HIV damages the immune system which makes people feel sick. In a country where levels of nutrition are already poor, getting sufficient nutrients into the body presents a challenge. Vitamin pills can help by raising blood levels of essential nutrients and HIV-infected people frequently feel better as a result.
The problem was that Dr Rath did not merely distribute his pills as a supplement to treatment with ARVs, but as a replacement for them. Thus an effective "complementary" medicine became a lethal one.

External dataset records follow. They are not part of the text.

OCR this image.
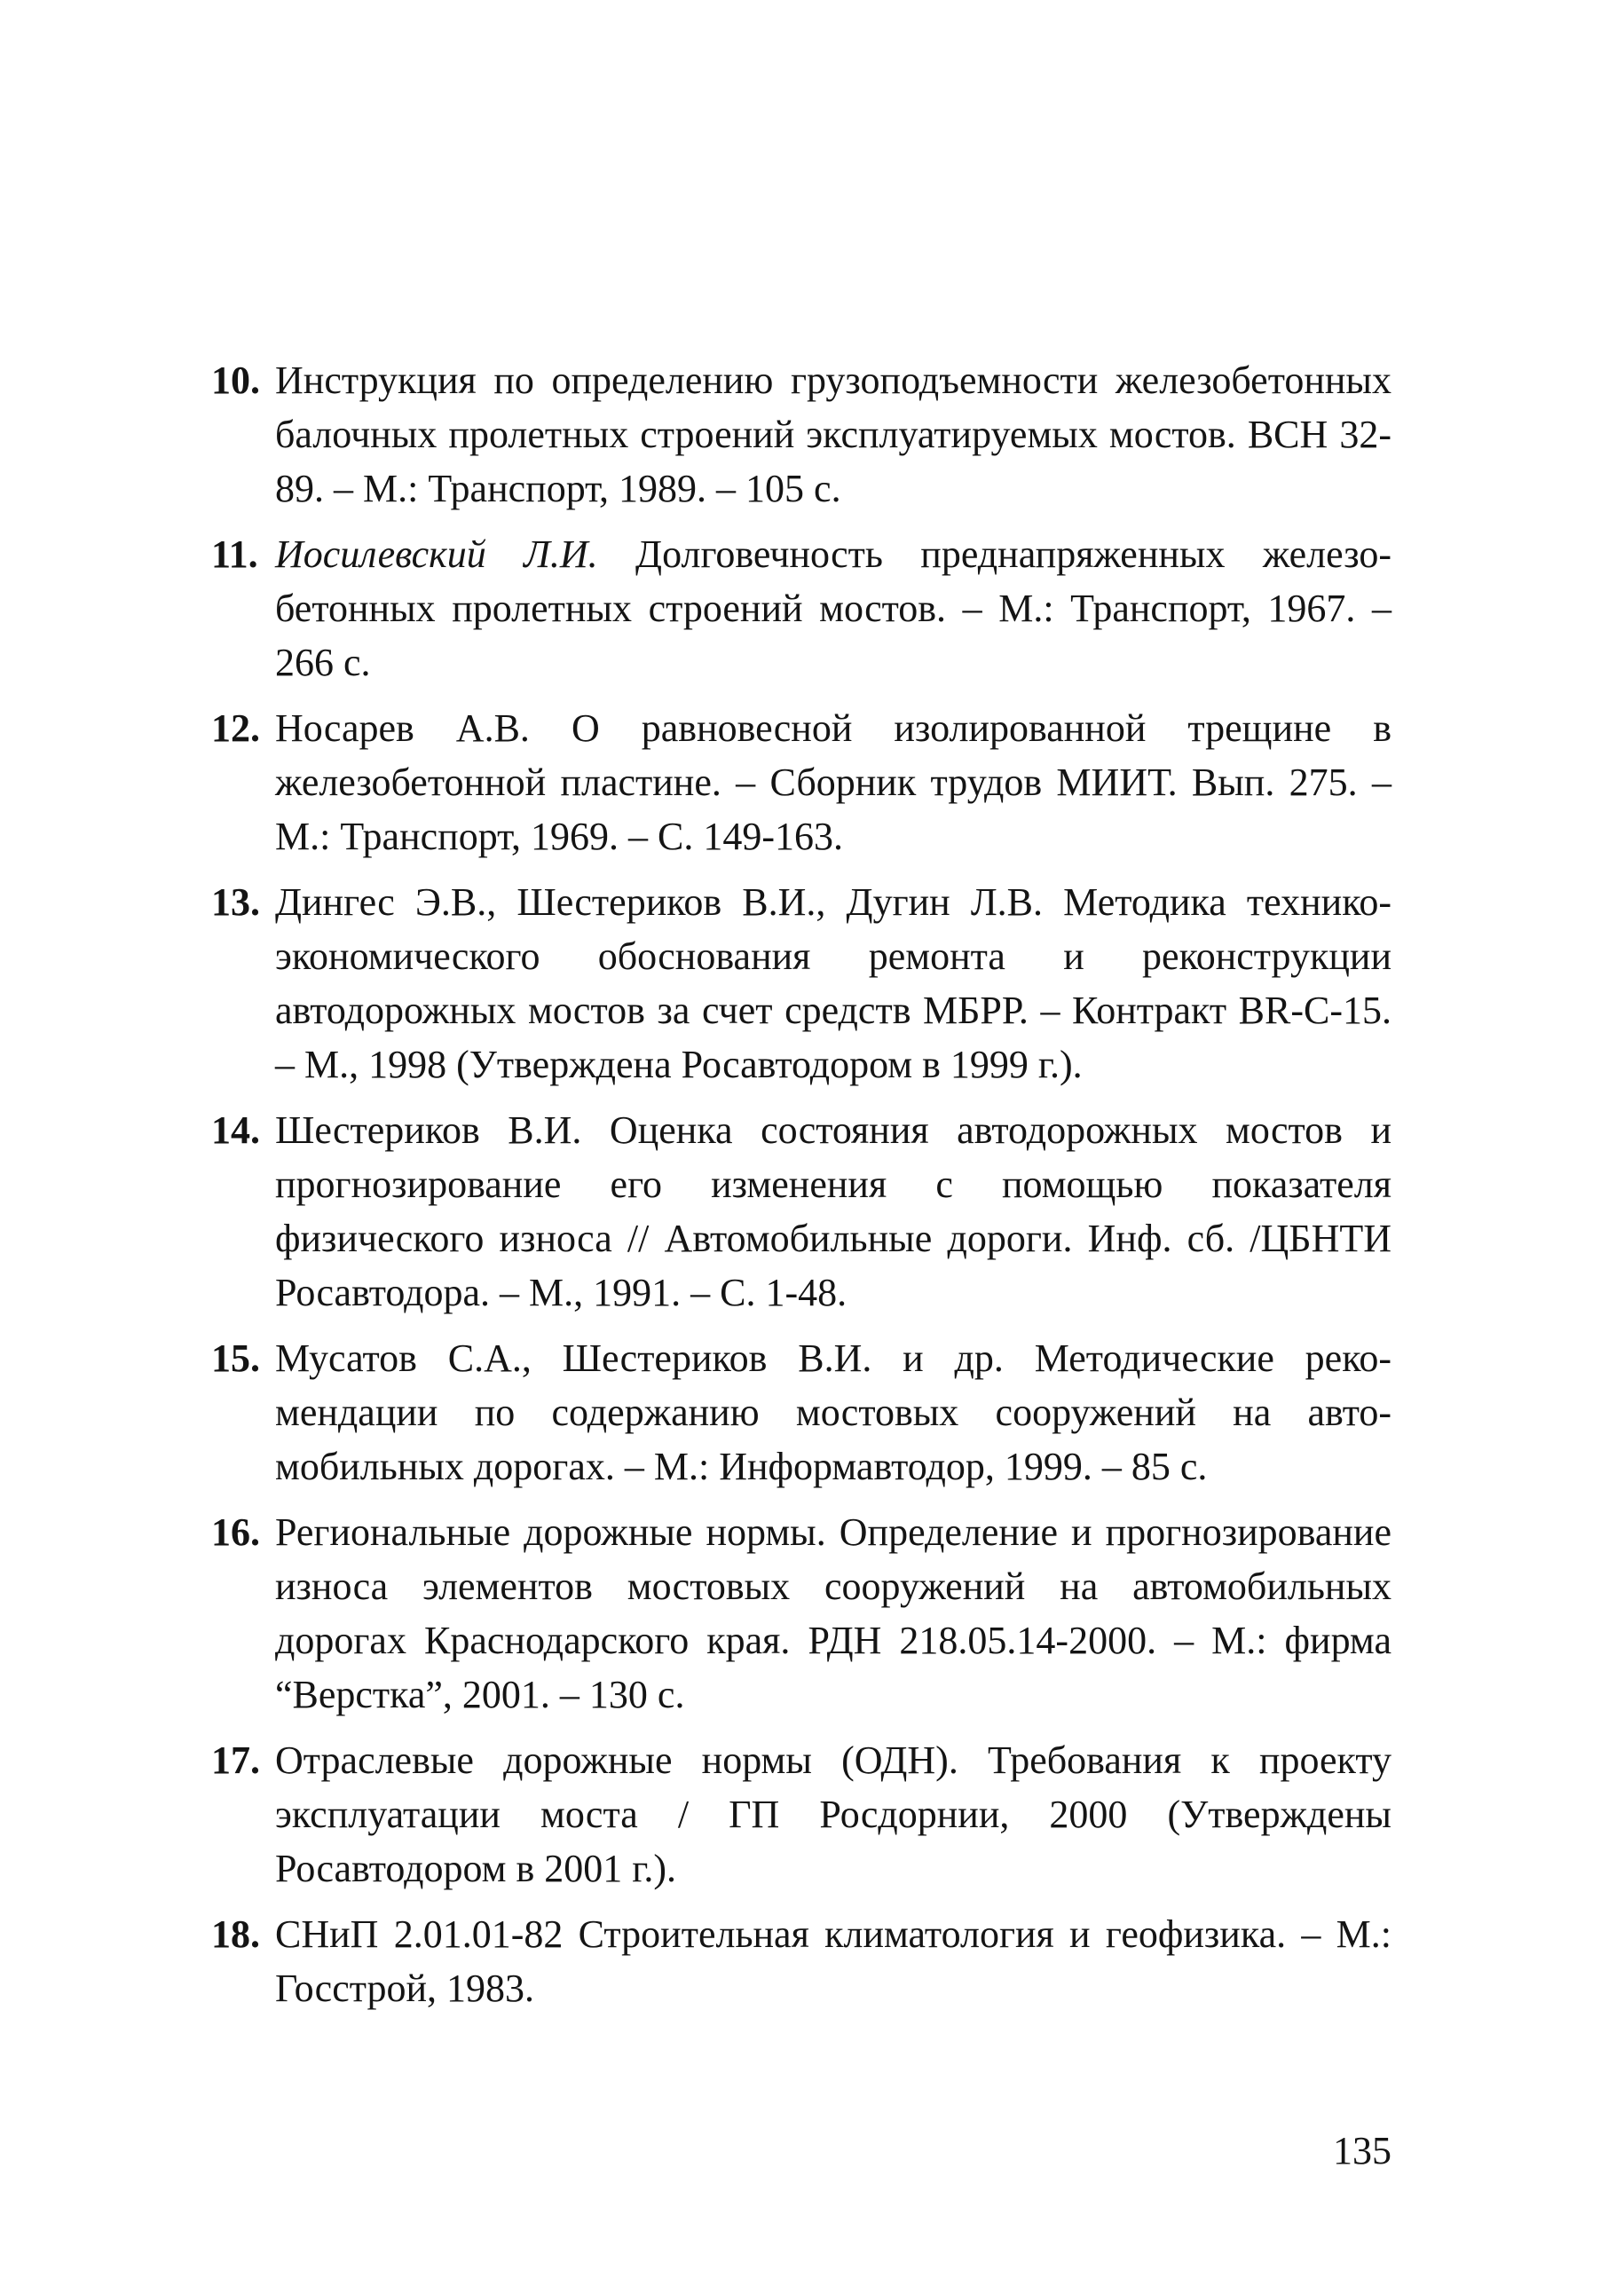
10. Инструкция по определению грузоподъемности железобетонных балочных пролетных строений эксплуатируемых мостов. ВСН 32-89. – М.: Транспорт, 1989. – 105 с.
11. Иосилевский Л.И. Долговечность преднапряженных железобетонных пролетных строений мостов. – М.: Транспорт, 1967. – 266 с.
12. Носарев А.В. О равновесной изолированной трещине в железобетонной пластине. – Сборник трудов МИИТ. Вып. 275. – М.: Транспорт, 1969. – С. 149-163.
13. Дингес Э.В., Шестериков В.И., Дугин Л.В. Методика технико-экономического обоснования ремонта и реконструкции автодорожных мостов за счет средств МБРР. – Контракт BR-C-15. – М., 1998 (Утверждена Росавтодором в 1999 г.).
14. Шестериков В.И. Оценка состояния автодорожных мостов и прогнозирование его изменения с помощью показателя физического износа // Автомобильные дороги. Инф. сб. /ЦБНТИ Росавтодора. – М., 1991. – С. 1-48.
15. Мусатов С.А., Шестериков В.И. и др. Методические рекомендации по содержанию мостовых сооружений на автомобильных дорогах. – М.: Информавтодор, 1999. – 85 с.
16. Региональные дорожные нормы. Определение и прогнозирование износа элементов мостовых сооружений на автомобильных дорогах Краснодарского края. РДН 218.05.14-2000. – М.: фирма “Верстка”, 2001. – 130 с.
17. Отраслевые дорожные нормы (ОДН). Требования к проекту эксплуатации моста / ГП Росдорнии, 2000 (Утверждены Росавтодором в 2001 г.).
18. СНиП 2.01.01-82 Строительная климатология и геофизика. – М.: Госстрой, 1983.
135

To suggest that the vitamin pills are useless against HIV would do a disservice not only to the thousands of patients in South Africa who swallowed them, but also to the millions of adherents of alternative medicine. It is not that these remedies don't work – they do, in the sense that they make people feel better. People would not pay for them if they did not get a result (though Dr Rath distributed his pills in South Africa for free).
But that is also why they can be dangerous – because people feel better without being better. If any one doubted alternative medicine could be a killer, here is the evidence, in Dr Rath's HIV patients.

I wish I shared your faith that "People would not pay for them if they did not get a result."
But good to hear the distinction between "alternative" and "complementary" stressed - this is blurred far too often!